New Jersey PBS, set to shut down on June 30, will shutter its Newark studio at the end of this week, with NJ Spotlight News with Brianna Vannozzi moving to a remote format for the final two months.
A spokesperson for The WNET Group, Kellie Castruita Specter, told the New Jersey Globe that the studio lease is up on June 30.
It’s not immediately clear what will happen to the equipment in the studio. Recent upgrades were funded by taxpayers from 2021 to 2024, but last year’s budget cut funding from the state entirely. That followed the Trump administration’s decision to cancel funding to the Corporation for Public Broadcasting, which funded WNET, the parent company of THIRTEEN, the PBS New York affiliate.
The station, then known as NJTV, opened its 10,645 square-foot production studio and offices at 2 Gateway Center in May 2015. It was funded by a $2 million contribution from the Agnes Varis Charitable Trust
WNET announced last September that they are not renewing its agreement with New Jersey PBS. The New Jersey news organization had faced severe financial challenges over the last several years and had already made multiple rounds of layoffs.

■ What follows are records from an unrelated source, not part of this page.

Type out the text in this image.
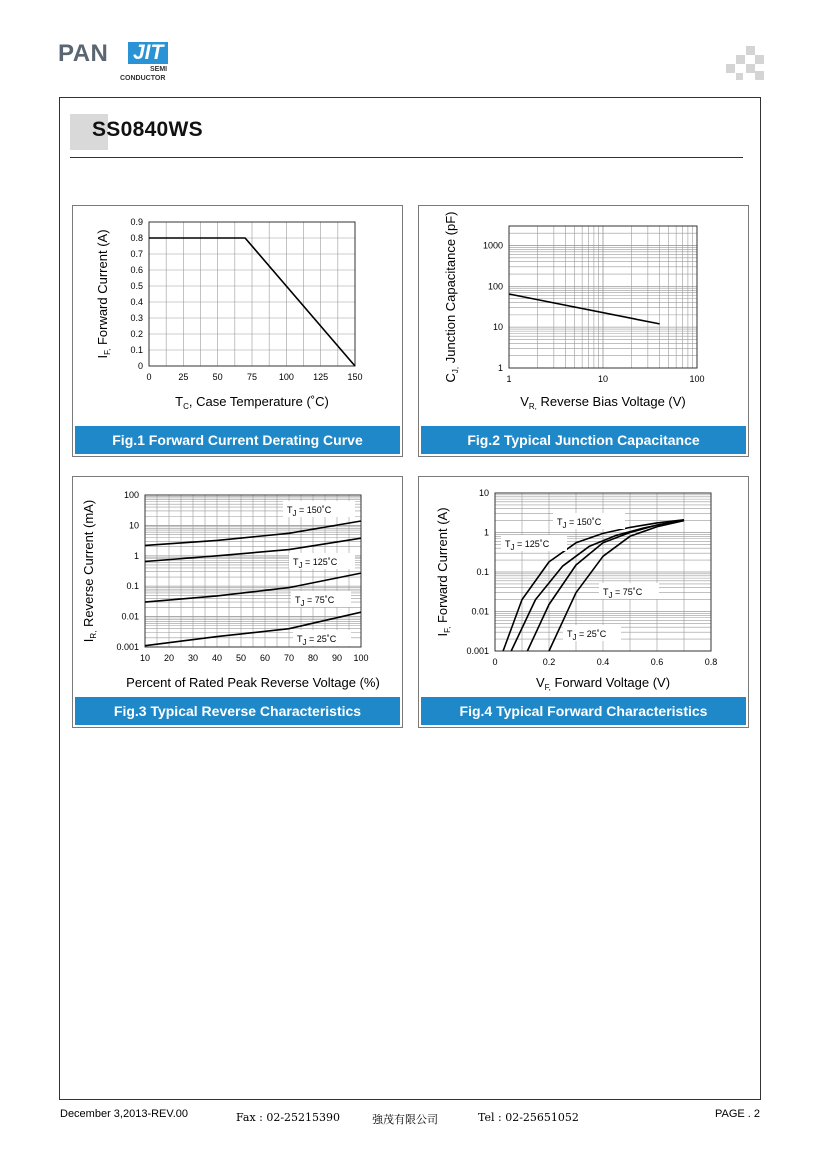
PAN JIT
SEMI
CONDUCTOR
SS0840WS
0	25	50	75 100 125 150
0
0.1
0.2
0.3
0.4
0.5
0.6
0.7
0.8
0.9
$T_C$, Case Temperature (˚C)
$I_{F,}$ Forward Current (A)
Fig.1 Forward Current Derating Curve
1	10	100
1
10
100
1000
$V_{R,}$ Reverse Bias Voltage (V)
$C_{J,}$ Junction Capacitance (pF)
Fig.2 Typical Junction Capacitance
10 20 30 40 50 60 70 80 90 100
0.001
0.01
0.1
1
10
100
Percent of Rated Peak Reverse Voltage (%)
$I_{R,}$ Reverse Current (mA)	TJ = 150˚C
TJ = 125˚C
TJ = 75˚C
TJ = 25˚C
Fig.3 Typical Reverse Characteristics
0	0.2	0.4	0.6	0.8
0.001
0.01
0.1
1
10
$V_{F,}$ Forward Voltage (V)
$I_{F,}$ Forward Current (A)	TJ = 150˚C
TJ = 125˚C
TJ = 75˚C
TJ = 25˚C
Fig.4 Typical Forward Characteristics
December 3,2013-REV.00	Fax : 02-25215390	強茂有限公司	Tel : 02-25651052	PAGE . 2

There has already been an exodus of NJ PBS staff, either through retirements or voluntary departures by those seeking new jobs. New Jersey Spotlight News is owned by WNET.
Gov. Chris Christie ended four decades of state funding for public television in 2025, forcing them to find a new funder. The state cut $750,000 in NJ PBS funding this year, but that was hardly the fatal blow; the fatal blow came from the end of federal funding.